Один был в исподней рубашке и бережно держал перед собой руку в лубке, другой, поджав одну ногу в гипсе, прыгал на костылях, у третьего было забинтовано полголовы, и он смотрел на белый свет лишь одним глазом.

Артиллеристы, увидев первых людей с войны, гонимые любопытством, выскакивали из вагонов.

– Вы откуда, ребята? – спросил комбат Осянин.

– С Березины, – ответил тот, что на костылях. – Из-под Борисова.

– С Березины? Так значит… Как же Минск? – ошарашено спросил комбат.

– А то и значит, что вы подумали, товарищ старший лейтенант. Силён немец. Танков пропасть, а пехота и не пехота – редко кто пеший, больше на мотоциклах.
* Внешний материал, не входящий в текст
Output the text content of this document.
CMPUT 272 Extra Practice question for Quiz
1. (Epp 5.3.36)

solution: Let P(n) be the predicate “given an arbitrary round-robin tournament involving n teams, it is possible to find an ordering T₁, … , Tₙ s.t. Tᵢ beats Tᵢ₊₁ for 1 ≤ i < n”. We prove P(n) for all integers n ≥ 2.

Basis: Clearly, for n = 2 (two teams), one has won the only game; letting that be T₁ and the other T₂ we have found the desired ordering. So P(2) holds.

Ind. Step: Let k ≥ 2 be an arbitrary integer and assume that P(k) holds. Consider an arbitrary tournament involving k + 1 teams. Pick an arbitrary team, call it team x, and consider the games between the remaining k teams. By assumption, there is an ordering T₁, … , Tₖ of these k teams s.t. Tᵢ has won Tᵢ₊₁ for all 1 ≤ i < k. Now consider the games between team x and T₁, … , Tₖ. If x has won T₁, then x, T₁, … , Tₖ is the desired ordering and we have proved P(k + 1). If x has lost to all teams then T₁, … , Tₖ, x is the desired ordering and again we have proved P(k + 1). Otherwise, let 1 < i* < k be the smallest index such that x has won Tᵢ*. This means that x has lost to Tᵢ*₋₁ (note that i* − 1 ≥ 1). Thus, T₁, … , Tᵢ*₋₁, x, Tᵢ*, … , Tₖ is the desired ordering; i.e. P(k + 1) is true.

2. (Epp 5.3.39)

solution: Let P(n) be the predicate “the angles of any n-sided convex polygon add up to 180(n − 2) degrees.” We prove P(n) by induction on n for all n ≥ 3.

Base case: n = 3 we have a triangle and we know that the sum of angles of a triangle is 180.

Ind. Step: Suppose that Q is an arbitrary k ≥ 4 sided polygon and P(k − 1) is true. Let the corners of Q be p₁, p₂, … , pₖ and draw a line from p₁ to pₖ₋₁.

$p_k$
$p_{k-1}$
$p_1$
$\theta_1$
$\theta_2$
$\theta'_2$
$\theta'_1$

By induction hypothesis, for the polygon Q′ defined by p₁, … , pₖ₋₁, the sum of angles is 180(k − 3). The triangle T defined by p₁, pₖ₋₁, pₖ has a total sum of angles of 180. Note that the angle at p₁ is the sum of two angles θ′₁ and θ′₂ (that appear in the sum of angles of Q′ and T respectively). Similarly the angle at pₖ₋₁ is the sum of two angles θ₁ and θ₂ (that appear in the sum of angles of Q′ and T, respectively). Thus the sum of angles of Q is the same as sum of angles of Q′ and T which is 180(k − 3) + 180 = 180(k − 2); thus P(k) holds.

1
Один ведёт, другой рядом в коляске из пулемёта строчит. А вы, значит, туда?

Раненый повис на костылях и закурил. Ему было лет тридцать. Он был высок, худ, небрит, на голове залысины.

– Три дня назад ранило, – продолжал он, затянувшись и выпустив облако дыма. – Вчера привезли в Могилёв, ночью погрузили в санитарный поезд. Вот первая остановка. Мне ещё повезло. Здесь в поезде такие едут, что не дай бог. Кто без ноги, кто без обеих, а кто в живот или грудь – это совсем беда! Вот только что перед вами вынесли капитана – под утро скончался.